The business model of today’s media is to find out what we want—and give it to us. The media have strayed so far from their original mission that today many in our society actually decry the watchdog function. Consider the acrimony with which many spit out the term liberal media. Whether or not you embrace liberal policy—another matter altogether—you should thank your lucky stars for liberal media, because they dare to challenge the status quo. Without the liberal media, the American Revolution might not have happened. Slavery in the U.S. might have  gone on interminably. Blacks and women might still be denied the right to vote. Hitler might be living in cozy retirement.
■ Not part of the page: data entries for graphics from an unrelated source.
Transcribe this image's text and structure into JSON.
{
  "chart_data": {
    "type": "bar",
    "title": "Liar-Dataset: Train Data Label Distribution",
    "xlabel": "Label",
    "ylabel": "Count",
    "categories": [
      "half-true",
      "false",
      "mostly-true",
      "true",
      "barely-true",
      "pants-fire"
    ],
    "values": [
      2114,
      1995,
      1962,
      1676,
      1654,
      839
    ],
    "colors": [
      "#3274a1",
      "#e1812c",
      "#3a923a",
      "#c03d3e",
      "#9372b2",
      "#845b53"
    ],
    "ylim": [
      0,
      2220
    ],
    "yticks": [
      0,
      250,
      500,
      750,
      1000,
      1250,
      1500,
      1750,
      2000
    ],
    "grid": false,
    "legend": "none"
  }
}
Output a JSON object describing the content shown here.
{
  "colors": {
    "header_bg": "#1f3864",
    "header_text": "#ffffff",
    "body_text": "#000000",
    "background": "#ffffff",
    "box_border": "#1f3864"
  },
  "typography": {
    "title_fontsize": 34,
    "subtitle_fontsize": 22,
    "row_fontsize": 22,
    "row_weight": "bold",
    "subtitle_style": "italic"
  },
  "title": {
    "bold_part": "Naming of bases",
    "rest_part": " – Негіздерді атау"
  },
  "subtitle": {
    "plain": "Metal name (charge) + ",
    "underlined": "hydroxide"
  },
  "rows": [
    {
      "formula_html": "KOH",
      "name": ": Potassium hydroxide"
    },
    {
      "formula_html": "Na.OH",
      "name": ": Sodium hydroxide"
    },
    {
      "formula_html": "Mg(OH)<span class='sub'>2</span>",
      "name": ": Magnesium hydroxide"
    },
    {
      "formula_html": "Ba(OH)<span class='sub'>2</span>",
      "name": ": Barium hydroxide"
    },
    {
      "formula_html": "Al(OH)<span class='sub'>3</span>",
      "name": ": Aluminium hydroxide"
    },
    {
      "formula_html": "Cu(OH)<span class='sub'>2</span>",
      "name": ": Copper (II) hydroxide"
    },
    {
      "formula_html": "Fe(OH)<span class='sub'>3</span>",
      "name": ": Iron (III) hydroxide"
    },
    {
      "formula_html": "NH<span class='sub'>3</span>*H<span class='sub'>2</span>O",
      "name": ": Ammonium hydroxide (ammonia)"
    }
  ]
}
We need not be helpless. In the immortal and recent words of scientist and author Michael Shermer, “I am a skeptic not because I do not want to believe but because I want to know.” If you want to know, do your homework! Don’t cede your mind to sources and commentators who feed you what you already believe. Consult lots of sources. Check their sources. Examine various points of view as expressed by those who hold them, not as reported by their opponents. Set aside emotion and bias as you ferret out and weigh facts for yourself. Do so and you will vastly increase your odds of arriving at an informed rather than a manipulated conclusion. It’s not foolproof. But it beats remaining a slave to a market-driven point of view.

—Steve Cuno
 
 
eHarmony is launching a 10th anniversary campaign. They are not doing the testimonial thing, nor are they hawking their profiling feature. Good. There is no evidence that it produces better results than any other method, including letting people do their own screening. Rather, they are running warm fuzzy spots with the likes of couples swinging on a hammock and kissing underwater. Given the strong association between a warm fuzzy and romance, which is ultimately what eHarmony purports to sell, the campaign might just work.

Still, I had to laugh at this gem from CEO Greg Waldorf: “People don’t want to be sold to anymore.” If he were my marketing director, I would fire him. The statement is provably untrue, and is used by marketing people to justify wimpy, indirect, ineffective work. Unfortunately, this myth flourishes among marketing people—most of whom, ironically, have never sold anything for a living—which is why so much marketing fails miserably.

Plus, his use of “anymore” begs the question as to whether there was indeed ever a time in which people would have expressed a heartfelt desire to be sold to.

The question is not whether people like to be sold to, but how they like to be sold to. A look at what most often leads the most people to buy shows that, more than you might expect, a hard-sell approach is exactly how people want to be sold to. They will tell you the opposite in a survey, but their actions show otherwise. Not that hard-sell is the only viable option. Sometimes people want a calmer, reasoned approach. Sometimes they want a straight, factual one. And, yes, sometimes they want an emotional one, of which warm and fuzzy is a variety. How do you know which to use when? Set up an empirical test and then count the sales.

More often than not—and this is not easy to get across to clients—the kind of marketing for which people express a preference, and that clients are most proud to run, is the kind that doesn’t make an iota of difference in sales.

Do not mistake what you personally like and dislike, or do and don’t respond to, for the norm. For one thing, you alone are not a statistically valid sample. For another, you haven’t a clue as to what you respond to. Rather, you know what you’d like to think you would do, based on your self-concept. I’ll never forget the corporate decision maker who heaved me out his door because he never, ever responded to direct mail, much less my style of it, and that his customers were just like him. Shall I tell you what he didn’t know? That I mailed to him regularly on behalf of one of my clients, and that he was their most frequent respondent. This is why smart marketers test rather than assume.